Une étude de l’INSEE, parue le 02 avril 2010, illustre la très forte augmentation, entre 2004 et 2007, du nombre de personnes à très hauts revenus (information donnée hier sur Fortune). Plus généralement, l’augmentation des inégalités est mise en évidence par l’Institut. Selon lui, elle s’est poursuivie sur la période précitée et devrait s’amplifier encore.

A l’autre bout du spectre [des revenus], le taux de pauvreté connaît «une relative stabilité après une longue baisse», a expliqué Jean-Louis Lhéritier, un expert de l’INSEE, lors d’une conférence de presse. En 2007, le seuil de pauvreté correspond à un niveau de vie de 908 euros par mois et concerne 13,4% de la population, soit huit millions de personnes.

Pourquoi y a-t-il un creusement des inégalités ?

Parce qu’il y a une «déformation très importante de la hiérarchie des salaires».

D’une part, «il y a de plus en plus de bas salaires, de plus en plus d’embauches au SMIC», explique Henri Sterdyniak, économiste à l’OFCE, «car il y a une pression très forte pour réduire les coûts du travail». Un phénomène couplé avec l’externalisation des emplois les moins qualifiés, qui ne profitent pas des avantages sociaux de l’entreprise principale.

D’autre part, «pour ceux qui ont des compétences particulières, il y a une augmentation très importante des rémunérations», analyse Henri Sterdyniak. Pour éviter de voir ces cadres fuir à l’étranger, ils sont notamment rémunérés avec des stock options. Conséquence : ils ont intérêt à ce que la rémunération du capital soit la plus forte, en limitant [notamment] les salaires.

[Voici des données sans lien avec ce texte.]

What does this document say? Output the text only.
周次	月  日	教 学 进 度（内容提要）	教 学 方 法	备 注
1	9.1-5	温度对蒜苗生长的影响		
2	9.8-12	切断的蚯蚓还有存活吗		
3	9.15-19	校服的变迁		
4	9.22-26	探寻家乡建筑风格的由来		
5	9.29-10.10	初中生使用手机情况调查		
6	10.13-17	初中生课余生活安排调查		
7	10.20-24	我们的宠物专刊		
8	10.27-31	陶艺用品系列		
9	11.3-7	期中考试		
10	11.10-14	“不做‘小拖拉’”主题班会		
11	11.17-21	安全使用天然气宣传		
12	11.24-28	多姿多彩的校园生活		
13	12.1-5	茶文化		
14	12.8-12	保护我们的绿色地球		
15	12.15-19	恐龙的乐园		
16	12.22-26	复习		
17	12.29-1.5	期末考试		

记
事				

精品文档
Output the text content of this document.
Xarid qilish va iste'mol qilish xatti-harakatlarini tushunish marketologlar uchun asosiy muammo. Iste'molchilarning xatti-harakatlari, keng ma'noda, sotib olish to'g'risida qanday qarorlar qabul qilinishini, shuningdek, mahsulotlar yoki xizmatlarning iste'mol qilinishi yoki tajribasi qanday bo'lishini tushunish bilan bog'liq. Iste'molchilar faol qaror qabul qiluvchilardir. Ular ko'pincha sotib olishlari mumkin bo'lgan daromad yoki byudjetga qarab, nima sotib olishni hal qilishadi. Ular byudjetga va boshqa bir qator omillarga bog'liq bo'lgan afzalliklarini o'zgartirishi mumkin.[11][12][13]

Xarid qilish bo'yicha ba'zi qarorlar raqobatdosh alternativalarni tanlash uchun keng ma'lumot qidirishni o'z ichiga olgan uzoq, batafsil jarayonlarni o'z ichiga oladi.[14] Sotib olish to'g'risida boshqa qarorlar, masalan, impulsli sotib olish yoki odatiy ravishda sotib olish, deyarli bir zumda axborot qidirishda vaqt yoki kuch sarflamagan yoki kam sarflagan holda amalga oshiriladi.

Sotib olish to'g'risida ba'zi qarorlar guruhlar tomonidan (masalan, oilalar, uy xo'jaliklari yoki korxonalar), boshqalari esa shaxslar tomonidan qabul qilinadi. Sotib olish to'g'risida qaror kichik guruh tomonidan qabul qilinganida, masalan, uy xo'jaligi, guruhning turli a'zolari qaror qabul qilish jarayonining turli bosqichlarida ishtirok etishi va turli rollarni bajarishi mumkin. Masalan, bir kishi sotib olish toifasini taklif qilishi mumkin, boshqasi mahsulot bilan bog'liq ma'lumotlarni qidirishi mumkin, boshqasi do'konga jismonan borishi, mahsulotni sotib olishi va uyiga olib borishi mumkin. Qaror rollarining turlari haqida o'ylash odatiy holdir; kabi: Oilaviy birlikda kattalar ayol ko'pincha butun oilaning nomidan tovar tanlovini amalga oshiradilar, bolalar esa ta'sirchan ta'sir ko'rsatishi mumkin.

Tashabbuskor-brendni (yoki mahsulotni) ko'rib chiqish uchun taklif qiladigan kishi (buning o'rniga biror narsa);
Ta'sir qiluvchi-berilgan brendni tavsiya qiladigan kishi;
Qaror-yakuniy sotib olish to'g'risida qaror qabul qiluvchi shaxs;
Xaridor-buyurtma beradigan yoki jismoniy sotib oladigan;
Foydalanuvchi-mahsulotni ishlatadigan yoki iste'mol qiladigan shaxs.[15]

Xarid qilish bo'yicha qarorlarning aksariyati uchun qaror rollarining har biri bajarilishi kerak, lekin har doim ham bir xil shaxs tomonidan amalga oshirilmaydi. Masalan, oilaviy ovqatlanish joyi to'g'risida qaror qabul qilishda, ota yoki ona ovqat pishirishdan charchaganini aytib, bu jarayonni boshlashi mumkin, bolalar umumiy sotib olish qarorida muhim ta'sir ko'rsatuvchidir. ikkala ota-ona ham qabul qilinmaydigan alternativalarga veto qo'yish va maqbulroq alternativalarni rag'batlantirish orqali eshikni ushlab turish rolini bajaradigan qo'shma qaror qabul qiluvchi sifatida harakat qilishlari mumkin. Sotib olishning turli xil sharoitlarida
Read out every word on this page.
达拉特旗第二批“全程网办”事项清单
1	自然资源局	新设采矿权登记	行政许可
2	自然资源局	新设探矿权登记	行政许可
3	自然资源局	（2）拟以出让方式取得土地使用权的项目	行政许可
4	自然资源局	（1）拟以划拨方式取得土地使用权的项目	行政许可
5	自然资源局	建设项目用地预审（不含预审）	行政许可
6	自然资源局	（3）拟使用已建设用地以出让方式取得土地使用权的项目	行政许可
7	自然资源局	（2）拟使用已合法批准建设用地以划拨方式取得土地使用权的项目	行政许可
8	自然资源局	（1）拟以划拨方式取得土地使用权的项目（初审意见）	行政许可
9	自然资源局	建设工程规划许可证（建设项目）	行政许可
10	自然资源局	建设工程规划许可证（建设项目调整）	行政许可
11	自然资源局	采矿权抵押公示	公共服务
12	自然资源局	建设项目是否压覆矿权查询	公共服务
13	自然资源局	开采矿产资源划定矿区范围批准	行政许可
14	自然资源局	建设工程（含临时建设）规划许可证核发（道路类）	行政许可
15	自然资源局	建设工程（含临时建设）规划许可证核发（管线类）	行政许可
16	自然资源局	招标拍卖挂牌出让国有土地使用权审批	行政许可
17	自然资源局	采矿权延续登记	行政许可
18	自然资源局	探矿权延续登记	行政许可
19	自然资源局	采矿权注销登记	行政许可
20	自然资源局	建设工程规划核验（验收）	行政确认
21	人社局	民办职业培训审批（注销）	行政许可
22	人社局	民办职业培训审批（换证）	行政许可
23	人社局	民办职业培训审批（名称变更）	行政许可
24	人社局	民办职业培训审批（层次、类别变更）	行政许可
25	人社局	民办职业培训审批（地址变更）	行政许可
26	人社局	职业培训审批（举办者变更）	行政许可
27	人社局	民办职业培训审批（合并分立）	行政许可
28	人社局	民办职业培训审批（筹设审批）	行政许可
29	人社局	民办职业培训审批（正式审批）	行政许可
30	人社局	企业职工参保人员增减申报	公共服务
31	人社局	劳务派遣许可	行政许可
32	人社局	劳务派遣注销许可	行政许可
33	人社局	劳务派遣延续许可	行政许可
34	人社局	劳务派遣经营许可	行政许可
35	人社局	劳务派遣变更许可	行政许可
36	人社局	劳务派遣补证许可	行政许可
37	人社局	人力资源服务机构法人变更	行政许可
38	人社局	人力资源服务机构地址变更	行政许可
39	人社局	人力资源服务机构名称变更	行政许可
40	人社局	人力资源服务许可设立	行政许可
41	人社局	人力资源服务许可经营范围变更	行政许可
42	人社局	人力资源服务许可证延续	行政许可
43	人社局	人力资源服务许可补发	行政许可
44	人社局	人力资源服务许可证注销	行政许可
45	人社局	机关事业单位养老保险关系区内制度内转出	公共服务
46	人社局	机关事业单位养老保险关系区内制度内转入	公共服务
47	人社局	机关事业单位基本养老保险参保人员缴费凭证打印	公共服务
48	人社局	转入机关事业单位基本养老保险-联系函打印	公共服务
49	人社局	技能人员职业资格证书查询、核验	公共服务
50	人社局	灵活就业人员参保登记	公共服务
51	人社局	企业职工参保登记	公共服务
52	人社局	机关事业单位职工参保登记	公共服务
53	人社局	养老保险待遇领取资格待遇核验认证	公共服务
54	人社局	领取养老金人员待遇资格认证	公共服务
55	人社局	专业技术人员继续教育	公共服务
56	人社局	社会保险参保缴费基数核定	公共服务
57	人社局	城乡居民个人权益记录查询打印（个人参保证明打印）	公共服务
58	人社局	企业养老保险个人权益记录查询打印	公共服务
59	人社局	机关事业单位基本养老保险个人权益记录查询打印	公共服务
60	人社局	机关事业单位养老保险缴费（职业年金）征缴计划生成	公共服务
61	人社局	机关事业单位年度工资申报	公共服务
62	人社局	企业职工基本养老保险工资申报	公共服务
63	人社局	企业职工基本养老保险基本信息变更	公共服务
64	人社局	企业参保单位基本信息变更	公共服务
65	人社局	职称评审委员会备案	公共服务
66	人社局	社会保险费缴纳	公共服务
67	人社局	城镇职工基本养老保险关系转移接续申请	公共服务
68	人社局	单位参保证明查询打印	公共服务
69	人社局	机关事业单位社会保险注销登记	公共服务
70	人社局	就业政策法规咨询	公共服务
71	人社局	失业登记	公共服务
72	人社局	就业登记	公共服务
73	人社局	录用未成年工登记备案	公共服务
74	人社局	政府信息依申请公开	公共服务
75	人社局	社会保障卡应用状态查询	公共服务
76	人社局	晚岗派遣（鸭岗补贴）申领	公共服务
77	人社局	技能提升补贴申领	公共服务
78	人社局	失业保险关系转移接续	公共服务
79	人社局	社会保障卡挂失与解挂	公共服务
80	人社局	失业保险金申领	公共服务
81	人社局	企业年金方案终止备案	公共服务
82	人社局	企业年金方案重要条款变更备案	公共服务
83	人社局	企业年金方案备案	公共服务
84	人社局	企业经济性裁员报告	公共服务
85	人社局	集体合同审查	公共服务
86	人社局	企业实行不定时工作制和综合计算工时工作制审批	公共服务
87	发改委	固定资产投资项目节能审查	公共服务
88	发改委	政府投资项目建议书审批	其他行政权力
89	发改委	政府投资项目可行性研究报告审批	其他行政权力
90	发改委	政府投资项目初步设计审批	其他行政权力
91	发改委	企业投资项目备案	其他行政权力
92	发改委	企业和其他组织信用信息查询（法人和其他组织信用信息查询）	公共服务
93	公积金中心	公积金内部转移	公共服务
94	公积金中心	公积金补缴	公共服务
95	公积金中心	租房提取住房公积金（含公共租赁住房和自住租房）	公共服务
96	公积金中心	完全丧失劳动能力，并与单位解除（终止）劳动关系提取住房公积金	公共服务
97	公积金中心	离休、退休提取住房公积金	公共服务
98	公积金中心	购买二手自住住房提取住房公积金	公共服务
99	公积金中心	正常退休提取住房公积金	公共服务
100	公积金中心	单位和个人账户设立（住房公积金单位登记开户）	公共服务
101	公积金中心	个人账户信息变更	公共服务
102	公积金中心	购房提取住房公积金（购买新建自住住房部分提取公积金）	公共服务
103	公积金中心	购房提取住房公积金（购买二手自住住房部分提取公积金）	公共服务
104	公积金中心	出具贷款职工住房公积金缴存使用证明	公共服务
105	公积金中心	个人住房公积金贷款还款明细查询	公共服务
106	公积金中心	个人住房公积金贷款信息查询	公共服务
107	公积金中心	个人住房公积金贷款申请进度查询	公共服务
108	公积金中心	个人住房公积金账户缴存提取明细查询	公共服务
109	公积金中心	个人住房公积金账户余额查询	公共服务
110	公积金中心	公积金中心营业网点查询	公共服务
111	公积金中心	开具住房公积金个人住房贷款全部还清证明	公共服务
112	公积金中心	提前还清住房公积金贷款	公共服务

Plus globalement, pour Nicolas Bouzou, économiste et dirigeant de la société d’analyse Asterès, le «problème fondamental est celui de la croissance. Le PIB a peu augmenté, alors que la part des classes supérieures a beaucoup grossi». La part du gâteau à se partager, pour les classes moyennes et les plus pauvres, est donc plus mince.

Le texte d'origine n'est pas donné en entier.